Last week, Reuters did a story with a headline declaring that people with diabetes routinely make unsafe driving decisions, specifically claiming that patients drive automobiles while their blood glucose levels are hypoglycemic.

Unfortunately, the study, which was done in the Netherlands, was conducted on just 65 people, and the number of people who behaved in the risky manner was a mere 21 people, which is hardly sufficient to declare millions of people worldwide (including many with type 2 who are less prone to hypoglycemia because they have fully functional counterregulatory systems, which are impaired in people with type 1) as routinely engaging in unsafe behavior. Yet the headlines suggest guilt by association. Lilly's Sidney Taurel may gripe about the media not being objective in its coverage, and this may not be exactly what he had in mind, but there is some truth to that assertion.

Regardless, I would encourage everyone to read the details before succumbing to the media's declarations that damn the entire Diabetes OC Community, whether it is engaging in risky driving behavior, or of having a "lifestyle" disease caused, according to the media's description, by sloth.

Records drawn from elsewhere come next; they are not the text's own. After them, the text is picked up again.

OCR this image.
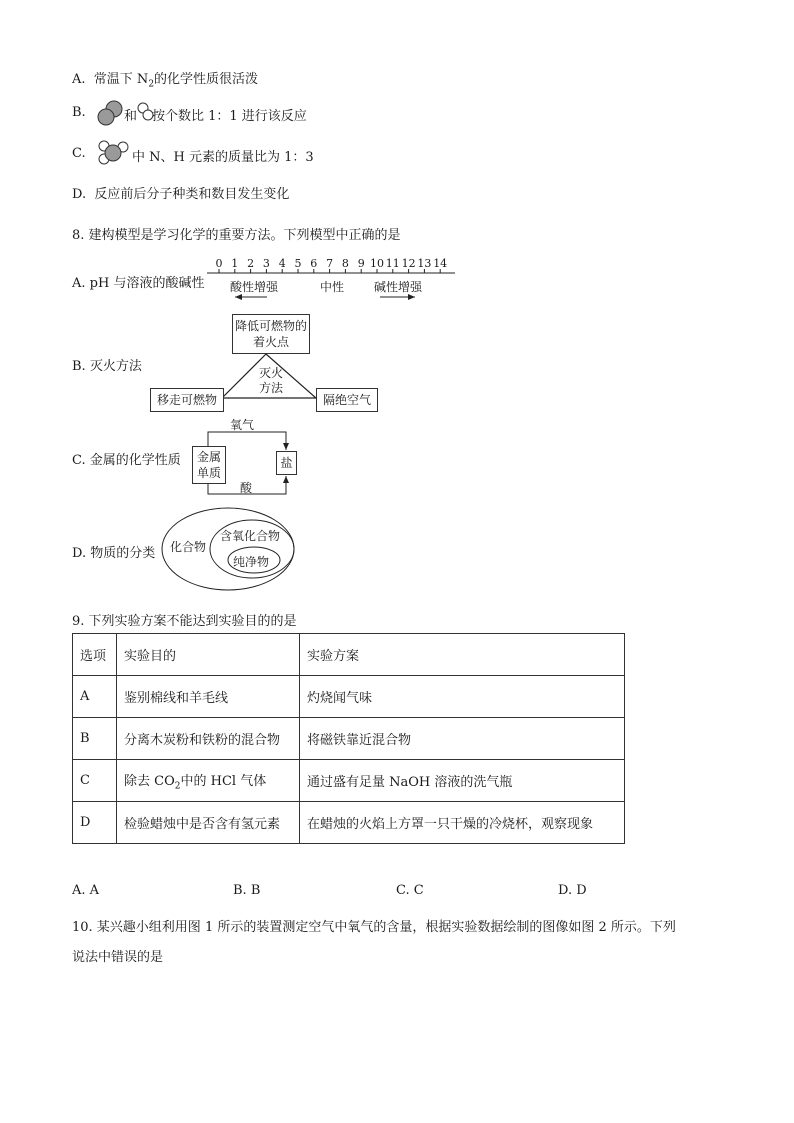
A. 常温下 $N_2$的化学性质很活泼
B.	和 按个数比 1：1 进行该反应
C.	中 N、H 元素的质量比为 1：3
D. 反应前后分子种类和数目发生变化
8. 建构模型是学习化学的重要方法。下列模型中正确的是
A. pH 与溶液的酸碱性
0 1 2 3 4 5 6 7 8 9 10 11 12 13 14
酸性增强	中性 碱性增强
B. 灭火方法
降低可燃物的着火点
灭火方法
移走可燃物	隔绝空气
C. 金属的化学性质
氧气
金属单质
盐
酸
D. 物质的分类 化合物
含氧化合物
纯净物
9. 下列实验方案不能达到实验目的的是
选项	实验目的	实验方案
A	鉴别棉线和羊毛线	灼烧闻气味
B	分离木炭粉和铁粉的混合物	将磁铁靠近混合物
C	除去 $CO_2$中的 HCl 气体	通过盛有足量 NaOH 溶液的洗气瓶
D	检验蜡烛中是否含有氢元素	在蜡烛的火焰上方罩一只干燥的冷烧杯，观察现象
A. A	B. B	C. C	D. D
10. 某兴趣小组利用图 1 所示的装置测定空气中氧气的含量，根据实验数据绘制的图像如图 2 所示。下列
说法中错误的是
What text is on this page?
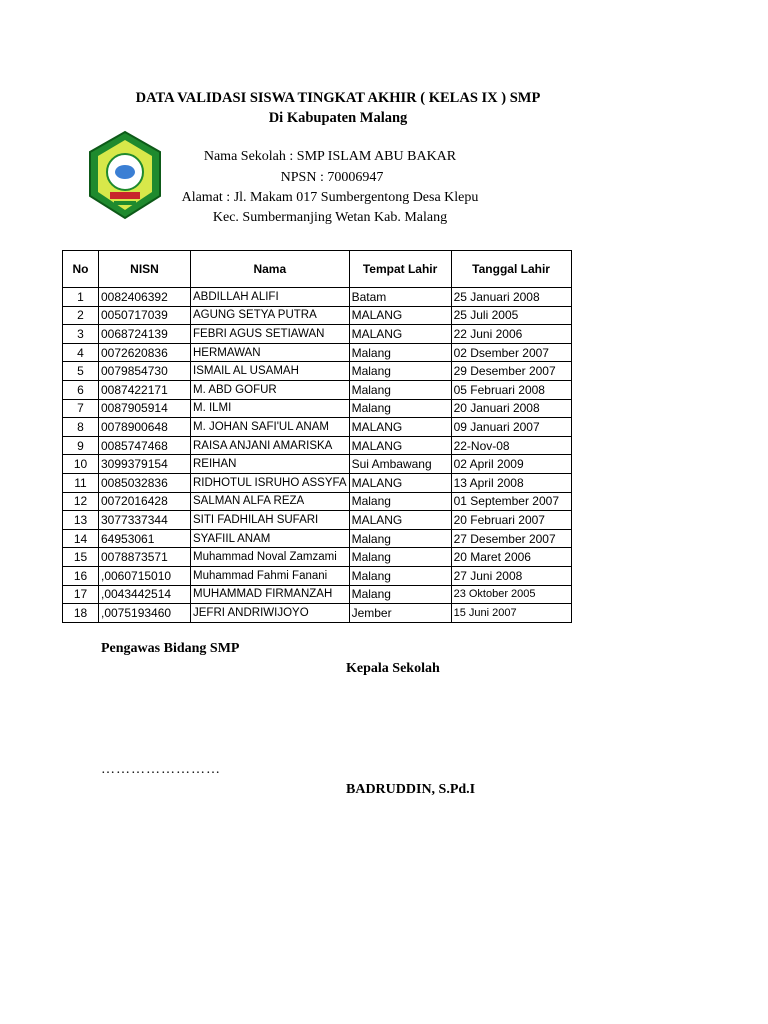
DATA VALIDASI SISWA TINGKAT AKHIR ( KELAS IX ) SMP
Di Kabupaten Malang
Nama Sekolah : SMP ISLAM ABU BAKAR
NPSN : 70006947
Alamat : Jl. Makam 017 Sumbergentong Desa Klepu
Kec. Sumbermanjing Wetan Kab. Malang
No	NISN	Nama	Tempat Lahir	Tanggal Lahir
1	0082406392	ABDILLAH ALIFI	Batam	25 Januari 2008
2	0050717039	AGUNG SETYA PUTRA	MALANG	25 Juli 2005
3	0068724139	FEBRI AGUS SETIAWAN	MALANG	22 Juni 2006
4	0072620836	HERMAWAN	Malang	02 Dsember 2007
5	0079854730	ISMAIL AL USAMAH	Malang	29 Desember 2007
6	0087422171	M. ABD GOFUR	Malang	05 Februari 2008
7	0087905914	M. ILMI	Malang	20 Januari 2008
8	0078900648	M. JOHAN SAFI'UL ANAM	MALANG	09 Januari 2007
9	0085747468	RAISA ANJANI AMARISKA	MALANG	22-Nov-08
10	3099379154	REIHAN	Sui Ambawang	02 April 2009
11	0085032836	RIDHOTUL ISRUHO ASSYFA	MALANG	13 April 2008
12	0072016428	SALMAN ALFA REZA	Malang	01 September 2007
13	3077337344	SITI FADHILAH SUFARI	MALANG	20 Februari 2007
14	64953061	SYAFIIL ANAM	Malang	27 Desember 2007
15	0078873571	Muhammad Noval Zamzami	Malang	20 Maret 2006
16	,0060715010	Muhammad Fahmi Fanani	Malang	27 Juni 2008
17	,0043442514	MUHAMMAD FIRMANZAH	Malang	23 Oktober 2005
18	,0075193460	JEFRI ANDRIWIJOYO	Jember	15 Juni 2007
Pengawas Bidang SMP
Kepala Sekolah
……………………
BADRUDDIN, S.Pd.I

Mr. Taurel is right that the media needs to do better, but not just to benefit Eli Lilly and Company shareholders, but to ensure people are not given sound bytes of mis-information about diabetes.


Jenny said...

The single most stupid and DAMAGING study published this year was the one that claimed that testing blood sugar did not lead to improved A1cs in people with Type 2 diabetes. Done in Autralia, this "Freemantle Study" published in Diabetllogia is being used to justify NOT giving people with Type 2 diabetes test strips.
Does self-monitoring of blood glucose mprove outcome in type 2 diabetes? The Fremantle Diabetes Study

If I recall correctly, this was the study where the researchers carefully selected only patients who were already not testing blood sugar as participants--guaranteeing an uneducated unmotivated population.

Then they told them to test a few times a week. The did not instruct them how to lower blood sugars. In fact, the researchers come from a community that still recommends a low fat high carb diet to people with diabetes.

Result: the research found that people with Type 2 diabetes testing their blood sugar a few times a week without any clue as to what raises blood sugar, will not improve their A1cs.

And as a result, thousands of motivated patients who DO test properly and do lower carbs when their blood sugar is too high are going to being denied strips by insurers and public health organizations.


Anonymous said...

How about the "Halle Berry goes off insulin and goes from Type 1 diabetes to Type 2 diabetes" story of a few weeks agol I couldn't believe my eyes when I read her little blurb to the press. I realize that she's an entertainer, not a rocket scientist, but geeeeezzz... talk about idiotic. The fury from type 1 diabetics and the parents of Type 1 diabetics at this little tidbit of misinformation was a thing to behold - let the trashing of another misinformed and big-mouthed celebrity begin! i wonder - does success in Hollywood require that half of your brain cells be sucked out via the ear? Seems like it to me. but I guess now that Halle is squarely in the Type 2 camp, all we Type 1's have left are Mary Tyler Moore, Bret Michaels and that nice kid from American Idol.